Però, al di là della faziosità politicamente corretta, il problema resta e non è di poco conto. Perché pone la questione del modello di Europa che si vuole costruire. Sia la Scozia sia la Catalogna vogliono l’indipendenza dai rispettivi Stati di appartenenza, ma vogliono anche far parte di una Unione Europea che riconosca i popoli prima degli Stati.
È evidente che l’Europa dovrà crescere, dovrà avere maggiori poteri in alcuni settori. Non è più pensabile di affidare la politica estera a Paesi che scelgono ministri come Giggino. L’Italia, da parecchi anni, non ha una politica estera credibile. Non conta nulla a livello internazionale, oscillando tra il servilismo verso Washington e velleitari sogni, subito rientrati, di rapporti privilegiati con Mosca. Non si può trattare con Pechino restando sempre in ginocchio e con il cappello in mano. Non si può imporre le regole alle multinazionali quando si viene presi a pernacchie ad ogni richiesta di rispettare le regole.
E si può pensare di affrontare i problemi economici con l’accoppiata Gualtieri/Patuanelli? O rilanciando Brunetta magari in coppia con Sestino Giacomoni? Quale credibilità ha un ministero dell’Agricoltura affidato a Bellanova? E la Difesa con Guerini? Costoro dovrebbero avere un ruolo internazionale?
È evidente che i governi nazionali, quelli sfigati come il nostro, saranno ridimensionati. Ragazzino, spostati e lasciaci lavorare. Saranno più utili funzionari preparati, in grado di tutelare interessi e peculiarità ad un tavolo europeo. Peccato che Azzolina e predecessori abbiano preparato una scuola fallimentare, in grado di sfornare renitenti alla vanga ma non super esperti nei diversi settori. Neppure in ambito culturale, dove l’Italia dovrebbe rappresentare l’eccellenza assoluta ed invece è costretta a rivolgersi all’estero per importare direttori di musei e direttori artistici.
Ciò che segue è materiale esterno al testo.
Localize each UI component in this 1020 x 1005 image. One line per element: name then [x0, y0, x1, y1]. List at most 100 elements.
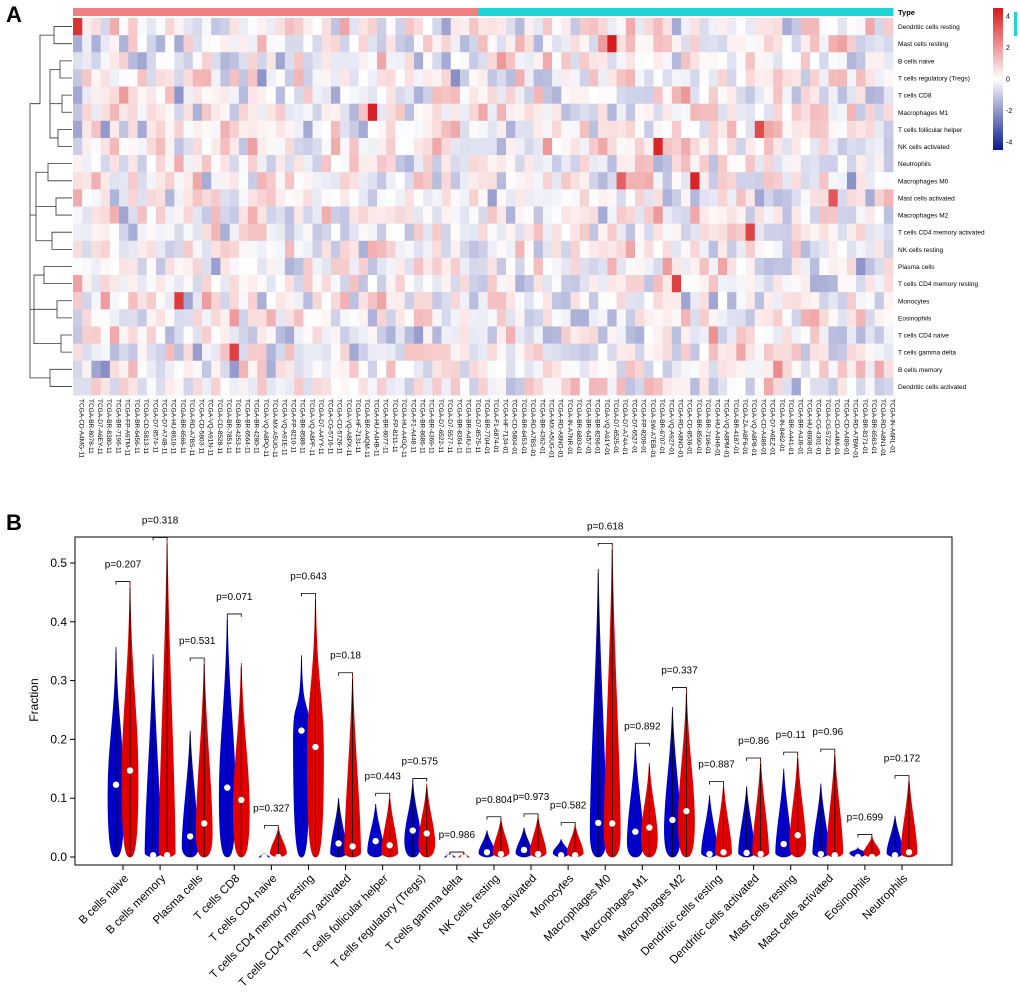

Dunque se l’Italia è il simbolo del fallimento degli Stati centralisti di stampo ottocentesco, è anche il simbolo del fallimento di molti percorsi verso l’autonomia. Si sono scelti politici incapaci, spesso rapaci, disastrosi nell’ordinaria amministrazione ed ancor di più di fronte alle emergenze. Perciò occorre cominciare a guardare al dopo. A nuove aggregazioni transfrontaliere di popoli con una cultura simile. All’interno di un’Europa che si occupi dei grandi temi che non possono essere affrontati dalle piccole realtà locali. Evitando le discriminazioni a seconda del nemico da colpire (Johnson) o dell’amico da salvare (Sanchez).